Review

Loscil

Clara

Kranky • 2021

On what is now his fourteenth album as Loscil, Scott Morgan once again reshapes music. This time light, shadow and decay provide the concept. But the Canadian does many things differently on »Clara« than colleagues like The Caretaker or William Basinski, who worked with similar mental superstructures to their sound. While there you can hear either the decay of the human spirit or the western world, Loscil creates a much more tangible sound, which not only covers an existential emptiness. Originally, the ten pieces once belonged to a single three-minute composition of a 22-piece string orchestra. Accordingly, »Clara« seems more epic in its drone and ambient. »Aura« literally quakes, here and there individual traces of violins can be made out, which already set the atmosphere in »Stella«. A feeling of the infinite conjures up this, according to the press text – and so really can not be contradicted.
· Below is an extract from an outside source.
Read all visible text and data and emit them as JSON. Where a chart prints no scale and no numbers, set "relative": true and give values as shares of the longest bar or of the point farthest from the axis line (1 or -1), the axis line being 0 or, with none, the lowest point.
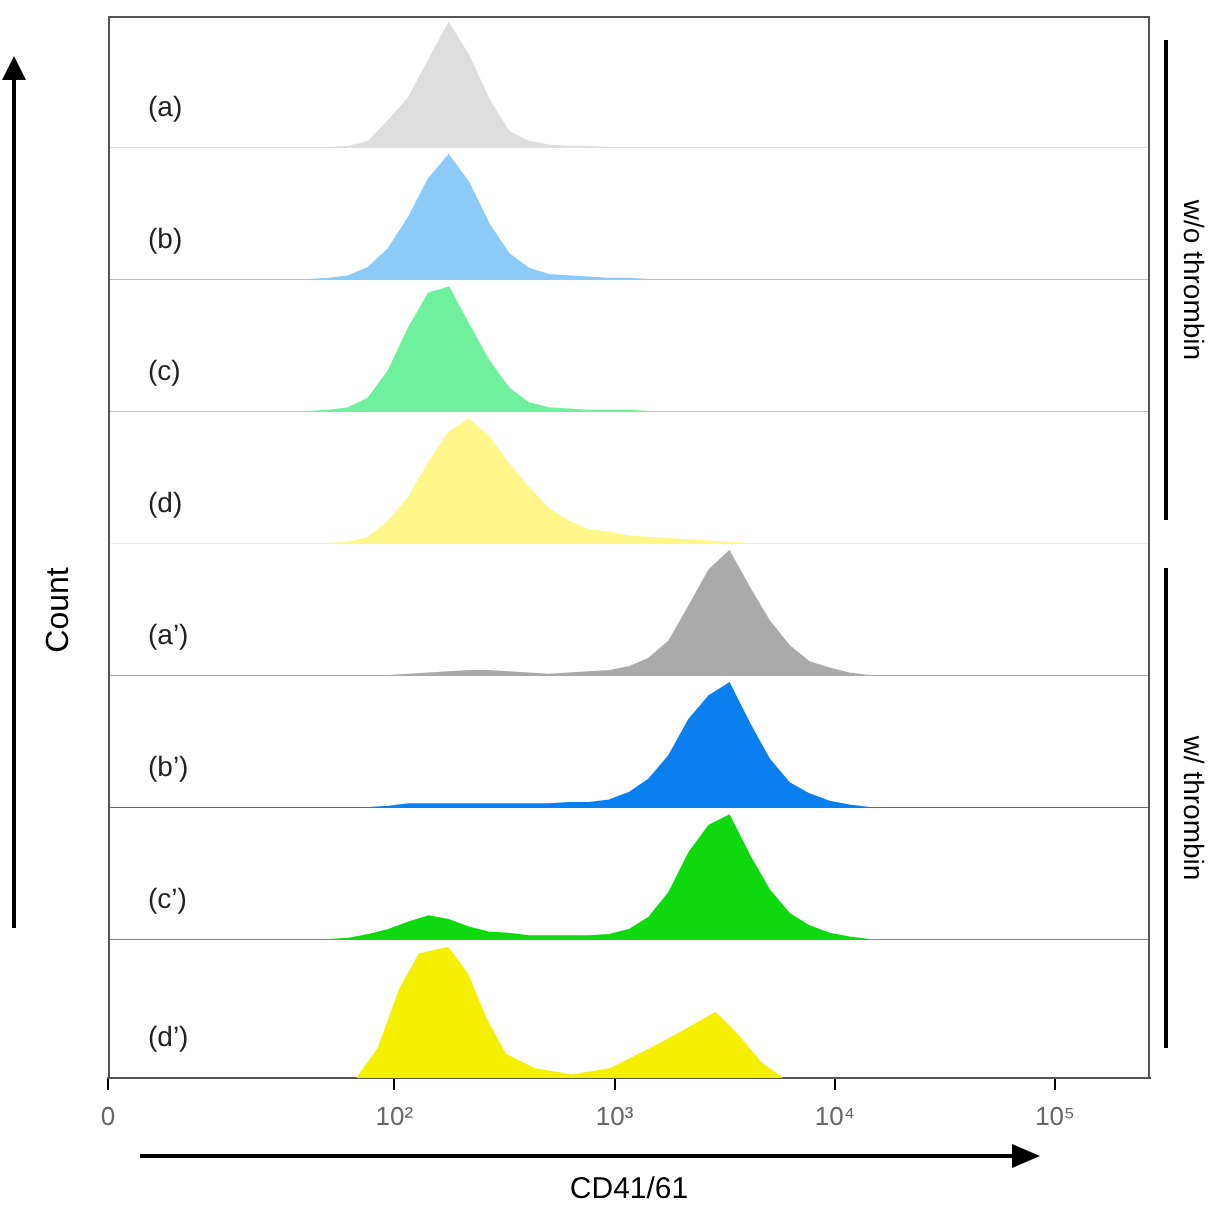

But on “Clara” it is not infinity that spreads out in all directions. For the shadows and the uncertain take up most of this album. The fact that no rhythm dictates anything is part of the genre, but the fact that the sounds change so eerily easily that everything remains incomprehensible is what makes »Clara« stand out. Loscil did not deconstruct a composition here, nor did he distort it. He isolated a piece of culture, exposed it and brought out a completely different essence, a different beauty. This album is like looking at the starry night sky – beautiful and yet so frightening.